POLIZEI Hinzu kommt die Tatsache, dass manche bei der Meldung eines Vorfalls mit der Polizei schlechte Erfahrungen machten. Die nunmehr bundesweit aktive Meldestelle, die sich zugleich als Schnittstelle zivilgesellschaftlicher jüdischer und nichtjüdischer Organisationen versteht, soll helfen, das wahre Ausmaß des Antisemitismus besser zu erkennen, um dann auch gezielter gegen das Phänomen vorgehen zu können. »Jüdische Perspektiven und Erfahrungswerte sind uns dabei sehr wichtig«, so Klein. Auch darin kommt RIAS eine Schlüsselrolle zu.
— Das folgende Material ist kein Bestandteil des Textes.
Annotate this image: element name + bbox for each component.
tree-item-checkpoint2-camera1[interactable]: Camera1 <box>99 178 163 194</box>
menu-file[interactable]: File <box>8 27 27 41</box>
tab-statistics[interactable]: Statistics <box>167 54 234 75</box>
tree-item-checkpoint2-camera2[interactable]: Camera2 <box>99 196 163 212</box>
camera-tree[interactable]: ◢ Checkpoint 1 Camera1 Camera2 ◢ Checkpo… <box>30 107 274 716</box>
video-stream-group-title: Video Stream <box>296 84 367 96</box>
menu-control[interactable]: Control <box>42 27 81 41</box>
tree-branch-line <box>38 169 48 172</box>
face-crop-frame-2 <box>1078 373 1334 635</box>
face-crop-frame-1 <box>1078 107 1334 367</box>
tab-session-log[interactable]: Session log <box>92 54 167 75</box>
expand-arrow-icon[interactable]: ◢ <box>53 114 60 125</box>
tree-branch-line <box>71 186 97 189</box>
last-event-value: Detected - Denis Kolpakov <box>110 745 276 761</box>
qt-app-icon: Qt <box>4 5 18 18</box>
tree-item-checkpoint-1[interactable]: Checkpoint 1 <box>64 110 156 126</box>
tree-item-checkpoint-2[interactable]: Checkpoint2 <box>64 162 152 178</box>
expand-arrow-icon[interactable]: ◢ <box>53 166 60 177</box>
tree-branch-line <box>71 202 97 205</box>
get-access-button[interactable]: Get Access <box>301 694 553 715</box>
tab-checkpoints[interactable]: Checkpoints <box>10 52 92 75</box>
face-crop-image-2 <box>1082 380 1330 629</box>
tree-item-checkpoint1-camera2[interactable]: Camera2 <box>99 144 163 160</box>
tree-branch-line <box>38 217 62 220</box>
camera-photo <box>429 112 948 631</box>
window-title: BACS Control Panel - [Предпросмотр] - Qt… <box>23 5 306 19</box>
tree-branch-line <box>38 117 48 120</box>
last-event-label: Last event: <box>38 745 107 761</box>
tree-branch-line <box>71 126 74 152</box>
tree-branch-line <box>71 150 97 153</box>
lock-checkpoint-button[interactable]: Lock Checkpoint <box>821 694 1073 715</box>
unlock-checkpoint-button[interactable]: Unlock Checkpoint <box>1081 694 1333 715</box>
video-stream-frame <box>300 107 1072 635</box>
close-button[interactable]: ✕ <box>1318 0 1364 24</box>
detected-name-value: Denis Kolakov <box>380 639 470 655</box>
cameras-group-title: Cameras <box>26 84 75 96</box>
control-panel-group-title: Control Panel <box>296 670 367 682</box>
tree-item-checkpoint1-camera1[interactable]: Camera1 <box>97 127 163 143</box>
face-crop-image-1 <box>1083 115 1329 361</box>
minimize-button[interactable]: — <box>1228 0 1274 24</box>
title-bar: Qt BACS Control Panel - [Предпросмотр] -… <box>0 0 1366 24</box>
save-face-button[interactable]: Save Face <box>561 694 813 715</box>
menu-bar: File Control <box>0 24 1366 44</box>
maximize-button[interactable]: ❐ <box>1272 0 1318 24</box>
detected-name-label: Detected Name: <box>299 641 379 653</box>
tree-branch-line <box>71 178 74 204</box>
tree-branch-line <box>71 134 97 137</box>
Zum anderen ist gleichfalls der Zentralrat der Juden in Deutschland mit an Bord. Sein Geschäftsführer Daniel Botmann ist zugleich im RIAS-Vorstand vertreten. Botmann betont, eine bundesweite Erfassung sei nötig, da die Polizeistatistik in der Regel nur strafrechtlich belangbare Taten erfasse. Ein Großteil der Vorfälle sei aber nicht strafbar. »Das ist der alltägliche Antisemitismus«, hebt Botmann hervor.
»In Berlin hat die Arbeit der Meldestelle beträchtlich dazubeigetragen, das wahre Ausmaß des Antisemitismus sichtbarer zu machen«, so der Geschäftsführer des Zentralrats weiter. »Von den von RIAS Berlin erarbeiteten Qualitätsstandards können Meldestellen in anderen Bundesländern enorm profitieren. Nicht zuletzt für die Betroffenen von Antisemitismus ist dies ein wichtiger Schritt. Ich hoffe, dass Betroffene von Antisemitismus außerhalb Berlins dieses neue Meldeangebot annehmen und ihre Erfahrungen berichten.«
TATSACHE »Jeder Antisemit in diesem Land hat immer auch ein Problem mit der Demokratie und dem Rechtsstaat«, betont Botmann und verweist damit auf die Tatsache, dass der Judenhass keine Angelegenheit der jüdischen Gemeinschaft alleine ist, sondern jeden in Deutschland angehen sollte.
Umso wichtiger ist daher für den Geschäftsführer des Zentralrats der Juden die Synchronisation der Akteure im Kampf gegen den Antisemitismus. So wie im Falle der Arbeit von RIAS. »Wir sind in einer Zeit, in der wir große Unterstützung seitens der Politik erfahren.« Das mache Mut.